An orphan can be either a paragraph-opening line that appears by itself at the bottom of a page/column, or a word, part-word or very short line that appears by itself at the end of a paragraph. In the example below you can see this at the bottom of the second paragraph and at the bottom of the second column.

Widow & Orphans

Double spaces
This is a throwback to typewriters and a practice with which some people still persist; it is when you have two spaces between sentences. This is a big no-no, only one space should be used.

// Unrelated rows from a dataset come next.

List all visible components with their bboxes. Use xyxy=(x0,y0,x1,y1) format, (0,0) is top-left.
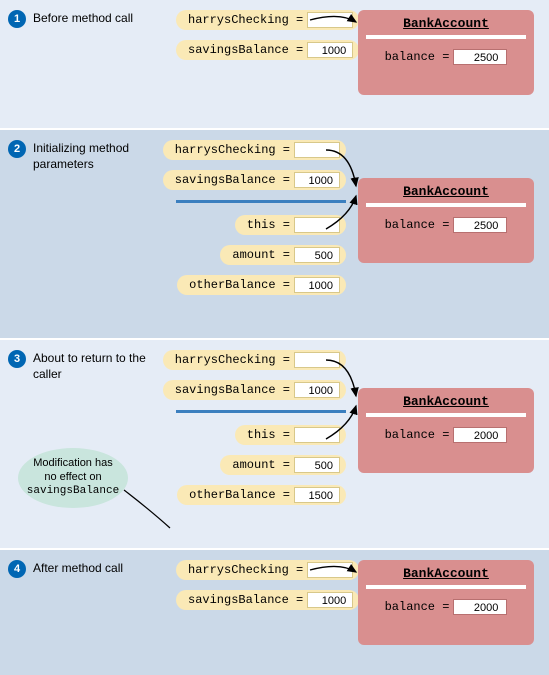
var-harrysChecking: harrysChecking = xyxy=(176,10,359,30)
var-value xyxy=(294,427,340,443)
variable-group: harrysChecking = savingsBalance = 1000 t… xyxy=(176,140,346,305)
panel-4: 4 After method call harrysChecking = sav… xyxy=(0,550,549,675)
object-field-value: 2000 xyxy=(453,599,507,615)
step-title: Initializing method parameters xyxy=(33,141,163,172)
var-value: 500 xyxy=(294,457,340,473)
scope-divider xyxy=(176,200,346,203)
var-label: amount = xyxy=(232,248,290,262)
panel-3: 3 About to return to the caller harrysCh… xyxy=(0,340,549,550)
var-value: 1500 xyxy=(294,487,340,503)
var-this: this = xyxy=(235,215,346,235)
variable-group: harrysChecking = savingsBalance = 1000 t… xyxy=(176,350,346,515)
callout-bubble: Modification has no effect on savingsBal… xyxy=(18,448,128,508)
object-title: BankAccount xyxy=(366,566,526,581)
variable-group: harrysChecking = savingsBalance = 1000 xyxy=(176,10,359,70)
bubble-line3: savingsBalance xyxy=(27,485,119,497)
object-title: BankAccount xyxy=(366,16,526,31)
step-title: Before method call xyxy=(33,11,163,27)
var-label: harrysChecking = xyxy=(188,13,303,27)
var-harrysChecking: harrysChecking = xyxy=(163,140,346,160)
var-value xyxy=(294,352,340,368)
var-label: this = xyxy=(247,428,290,442)
var-label: harrysChecking = xyxy=(175,353,290,367)
object-field-label: balance = xyxy=(385,428,450,442)
object-field-label: balance = xyxy=(385,600,450,614)
step-number: 1 xyxy=(8,10,26,28)
bubble-line2: no effect on xyxy=(44,471,101,483)
object-bankaccount: BankAccount balance = 2500 xyxy=(358,10,534,95)
object-title: BankAccount xyxy=(366,394,526,409)
var-amount: amount = 500 xyxy=(220,455,346,475)
var-label: harrysChecking = xyxy=(175,143,290,157)
var-value xyxy=(307,562,353,578)
var-amount: amount = 500 xyxy=(220,245,346,265)
object-field-label: balance = xyxy=(385,50,450,64)
var-savingsBalance: savingsBalance = 1000 xyxy=(176,590,359,610)
var-label: amount = xyxy=(232,458,290,472)
object-bankaccount: BankAccount balance = 2000 xyxy=(358,388,534,473)
object-field-value: 2500 xyxy=(453,217,507,233)
var-label: savingsBalance = xyxy=(188,593,303,607)
step-title: After method call xyxy=(33,561,163,577)
object-title: BankAccount xyxy=(366,184,526,199)
panel-2: 2 Initializing method parameters harrysC… xyxy=(0,130,549,340)
object-divider xyxy=(366,203,526,207)
var-label: harrysChecking = xyxy=(188,563,303,577)
object-field-value: 2000 xyxy=(453,427,507,443)
step-number: 4 xyxy=(8,560,26,578)
var-otherBalance: otherBalance = 1500 xyxy=(177,485,346,505)
var-label: savingsBalance = xyxy=(188,43,303,57)
var-this: this = xyxy=(235,425,346,445)
object-field-value: 2500 xyxy=(453,49,507,65)
var-value: 1000 xyxy=(294,382,340,398)
var-value: 1000 xyxy=(294,172,340,188)
var-savingsBalance: savingsBalance = 1000 xyxy=(163,380,346,400)
var-label: otherBalance = xyxy=(189,488,290,502)
panel-1: 1 Before method call harrysChecking = sa… xyxy=(0,0,549,130)
var-value: 1000 xyxy=(294,277,340,293)
object-divider xyxy=(366,413,526,417)
var-harrysChecking: harrysChecking = xyxy=(163,350,346,370)
var-value: 500 xyxy=(294,247,340,263)
object-divider xyxy=(366,35,526,39)
scope-divider xyxy=(176,410,346,413)
var-otherBalance: otherBalance = 1000 xyxy=(177,275,346,295)
var-value xyxy=(294,142,340,158)
object-bankaccount: BankAccount balance = 2500 xyxy=(358,178,534,263)
step-number: 2 xyxy=(8,140,26,158)
var-savingsBalance: savingsBalance = 1000 xyxy=(163,170,346,190)
bubble-line1: Modification has xyxy=(33,457,113,469)
object-divider xyxy=(366,585,526,589)
var-value: 1000 xyxy=(307,42,353,58)
object-field-label: balance = xyxy=(385,218,450,232)
var-value xyxy=(307,12,353,28)
step-title: About to return to the caller xyxy=(33,351,163,382)
var-label: this = xyxy=(247,218,290,232)
step-number: 3 xyxy=(8,350,26,368)
var-savingsBalance: savingsBalance = 1000 xyxy=(176,40,359,60)
var-label: savingsBalance = xyxy=(175,173,290,187)
var-label: otherBalance = xyxy=(189,278,290,292)
var-label: savingsBalance = xyxy=(175,383,290,397)
var-value: 1000 xyxy=(307,592,353,608)
var-value xyxy=(294,217,340,233)
var-harrysChecking: harrysChecking = xyxy=(176,560,359,580)
variable-group: harrysChecking = savingsBalance = 1000 xyxy=(176,560,359,620)
object-bankaccount: BankAccount balance = 2000 xyxy=(358,560,534,645)
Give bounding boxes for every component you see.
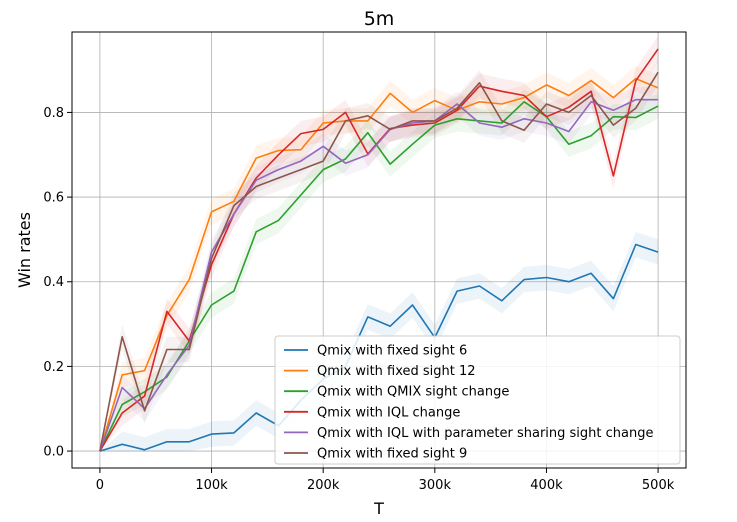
x-tick-label: 0 (96, 478, 104, 493)
x-tick-label: 100k (195, 478, 228, 493)
x-tick-label: 200k (307, 478, 340, 493)
y-axis-label: Win rates (15, 212, 34, 288)
series-line (99, 71, 659, 452)
y-axis-ticks: 0.0 0.2 0.4 0.6 0.8 (43, 106, 72, 460)
x-tick-label: 400k (530, 478, 563, 493)
y-tick-label: 0.6 (43, 191, 64, 206)
x-tick-label: 300k (419, 478, 452, 493)
legend-label: Qmix with fixed sight 12 (317, 364, 476, 379)
legend-box (274, 335, 681, 465)
series-lines (99, 48, 659, 452)
legend-label: Qmix with IQL change (317, 405, 460, 420)
chart-title: 5m (364, 8, 395, 30)
x-tick-label: 500k (642, 478, 675, 493)
x-axis-ticks: 0 100k 200k 300k 400k 500k (96, 468, 675, 493)
series-line (99, 77, 659, 452)
legend-label: Qmix with fixed sight 9 (317, 447, 467, 462)
y-tick-label: 0.2 (43, 360, 64, 375)
y-tick-label: 0.4 (43, 275, 64, 290)
legend-label: Qmix with QMIX sight change (317, 385, 509, 400)
series-line (99, 98, 659, 452)
series-line (99, 243, 659, 452)
legend-label: Qmix with fixed sight 6 (317, 344, 467, 359)
legend: Qmix with fixed sight 6 Qmix with fixed s… (274, 335, 681, 465)
series-band (99, 231, 659, 452)
x-axis-label: T (373, 499, 384, 518)
plot-frame (71, 31, 687, 469)
y-tick-label: 0.8 (43, 106, 64, 121)
legend-label: Qmix with IQL with parameter sharing sig… (317, 426, 653, 441)
y-tick-label: 0.0 (43, 445, 64, 460)
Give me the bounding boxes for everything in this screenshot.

Dumb & Smart quotes/apostrophe
English curved quotes, also called “book quotes” or “curly quotes”, resemble small figures six and nine raised above the baseline (like 66…99), but then solid, i.e. with the counters filled. In many typefaces, the shapes are the same as those of an inverted (upside down) and normal comma. However, the ASCII character set, which has been used on a wide variety of computers since the 1960s, only made three quotation marks available: “, ‘, and the dubious backquote ` (also referred to as backtick or letterless grave accent). Smart quotes/apostrophes are preferred in formal writing and printed typography.

Dumb & Smart quotes
Dumb & Smart quotes

En dash
The en dash, n dash, or n-rule is used in ranges such as 6–10 years – read as “six to ten years”, and not a hyphen “6-10 years”. The en dash is wider than the hyphen but not as wide as the em dash. An em width is the point size of the currently used font, since the M character is not always the width of the point size.
En dash

Em dash
The em dash (—) or m dash, m-rule, etc, often demarcates a parenthetical thought or some similar interpolation.

Em dash

Paragraph indents
There are two ways to separate paragraphs, either by simply having an empty line between them or using paragraph indents. The first paragraph is never indented; subsequent paragraphs should be by one em, not the ½ inch that most software has set up as the default tabs settings.

Paragraph indents

Hanging punctuation
Hanging punctuation is where you typeset punctuation marks and bullet points, most commonly quotation marks and hyphens, so that they do not disrupt the “flow” of a body of text or “break” the margin of alignment. The name derives from the punctuation appearing to “hang” in the margin of the text, and it is not incorporated into the block or column of text. Because punctuation has less visual weight than letters or numbers you compensate for this by hanging the punctuation into the margin – it is commonly used when text is fully justified. See example below comparing non-hanging and hanging punctuation.

Hanging punctuation

Baseline
Whenever possible it is always better to have your text align to the baseline of the document. The baseline would generally be the same as the leading. By using baseline as you look across a series of columns all the lines line up with one another. Baselines of all columns of text on a page should align as this creates a pleasing margin of pure white space.